- Born: Sandra Dawn Harvey 19 September 1958
- Died: 21 January 2008 (aged 49) Darlinghurst, New South Wales, Australia
- Occupations: Journalist and author
- Writing career
- Language: English
- Notable awards: 2007 Ned Kelly Awards for Crime Writing – Lifetime Contribution

= Sandra Harvey =

Australian investigative journalist and author

Sandra Harvey (19 September 1958 – 21 January 2008) was an Australian investigative journalist and true crime writer.

== Career ==
Harvey began her career at Australian Associated Press, where she worked as a police reporter from 1984 to 1989. She was a journalist at the Sydney Morning Herald for eleven years, reporting on crime.

She next worked as press secretary for Paul Whelan during his time as New South Wales Police Minister.

Finally, she worked for ABC's Four Corners, investigating and producing stories such as "Homies" concerning child abuse in homes run by the Salvation Army and "A Deathly Silence" on teenage suicide.

== Books ==
Her first book, published in 1989, co-authored with Lindsay Simpson was Brothers in Arms about the clash between the Comancheros and Bandidos now known as the Milperra massacre.
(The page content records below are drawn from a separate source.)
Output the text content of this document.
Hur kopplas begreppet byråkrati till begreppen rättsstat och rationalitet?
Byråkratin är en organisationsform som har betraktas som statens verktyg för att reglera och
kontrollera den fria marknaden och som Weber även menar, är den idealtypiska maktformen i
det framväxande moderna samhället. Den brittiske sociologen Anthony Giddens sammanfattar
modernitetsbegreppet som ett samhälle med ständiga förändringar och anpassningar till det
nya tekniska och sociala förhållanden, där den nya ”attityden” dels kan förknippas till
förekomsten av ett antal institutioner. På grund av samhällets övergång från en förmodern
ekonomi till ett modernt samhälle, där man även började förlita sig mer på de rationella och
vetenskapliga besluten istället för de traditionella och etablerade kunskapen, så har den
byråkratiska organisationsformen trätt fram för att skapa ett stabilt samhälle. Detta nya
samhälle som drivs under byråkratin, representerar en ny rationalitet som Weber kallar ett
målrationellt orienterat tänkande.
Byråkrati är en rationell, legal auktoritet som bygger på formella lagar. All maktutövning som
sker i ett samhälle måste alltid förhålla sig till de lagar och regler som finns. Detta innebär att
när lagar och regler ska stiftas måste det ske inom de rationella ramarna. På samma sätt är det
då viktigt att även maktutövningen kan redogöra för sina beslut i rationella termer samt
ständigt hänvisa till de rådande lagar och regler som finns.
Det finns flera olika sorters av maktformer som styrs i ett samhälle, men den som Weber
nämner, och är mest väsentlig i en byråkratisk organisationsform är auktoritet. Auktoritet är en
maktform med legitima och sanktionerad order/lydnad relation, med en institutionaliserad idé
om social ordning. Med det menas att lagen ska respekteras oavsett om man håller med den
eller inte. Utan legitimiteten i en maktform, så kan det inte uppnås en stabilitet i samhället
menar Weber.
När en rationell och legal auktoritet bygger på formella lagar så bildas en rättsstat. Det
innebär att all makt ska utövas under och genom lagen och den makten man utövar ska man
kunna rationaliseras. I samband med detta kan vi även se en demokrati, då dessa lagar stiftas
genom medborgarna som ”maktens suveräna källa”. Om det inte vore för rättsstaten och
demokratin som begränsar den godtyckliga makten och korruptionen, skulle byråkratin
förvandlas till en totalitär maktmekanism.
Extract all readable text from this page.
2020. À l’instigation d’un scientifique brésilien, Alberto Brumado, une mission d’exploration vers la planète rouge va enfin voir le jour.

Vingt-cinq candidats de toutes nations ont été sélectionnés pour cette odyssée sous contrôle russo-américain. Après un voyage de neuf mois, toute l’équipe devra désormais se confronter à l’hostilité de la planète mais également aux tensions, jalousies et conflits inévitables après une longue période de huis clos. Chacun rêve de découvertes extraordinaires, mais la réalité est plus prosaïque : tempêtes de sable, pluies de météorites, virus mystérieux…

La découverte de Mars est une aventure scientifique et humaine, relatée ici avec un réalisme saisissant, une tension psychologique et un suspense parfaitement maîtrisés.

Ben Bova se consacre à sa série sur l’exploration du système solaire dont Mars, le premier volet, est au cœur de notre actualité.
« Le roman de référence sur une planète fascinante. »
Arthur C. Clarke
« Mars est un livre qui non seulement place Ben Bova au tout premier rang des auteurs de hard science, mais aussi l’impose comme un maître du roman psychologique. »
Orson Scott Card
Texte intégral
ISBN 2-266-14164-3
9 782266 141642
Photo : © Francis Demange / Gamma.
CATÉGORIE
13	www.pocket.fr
The best-selling book was made into a television mini-series, Bikie Wars: Brothers in Arms produced by Screentime, and screened on Channel 10 in May 2012. The series peaked at 1.26 million viewers.

Her second book, The Killer Next Door, concerned the serial killer John Glover. Again co-authored with Lindsay Simpson, it investigated the life and crimes of the so-called Granny Killer, who was convicted of murdering six women.

In 2000, her third book, The Ghost of Ludwig Gertsch, was published. In it, she explored Gertsch's life and death as a rich homosexual businessman. Her findings were endorsed by police reinvestigation into Gertsch's death and a second coronial inquiry.

Her fourth book, My Husband My Killer, also co-authored with Lindsay Simpson, was an investigation into the murder of Megan Kalajzich. An award-winning telemovie of the same name was produced in 2000 starring Colin Friels, Martin Sacks and David Field.

Her final book, co-authored with Sydney Morning Herald journalist Jennifer Cooke, was Done Like a Dinner. It explored crimes related to restaurants in Sydney and Melbourne.

In 2007, she and Lindsay Simpson jointly won the Lifetime Achievement award presented by the Ned Kelly Awards for Crime Writing.

== Death and legacy ==
Harvey died of cancer on 21 January 2008 aged 49.

The SD Harvey Short Crime Story Award was inaugurated in 2008 in her honour.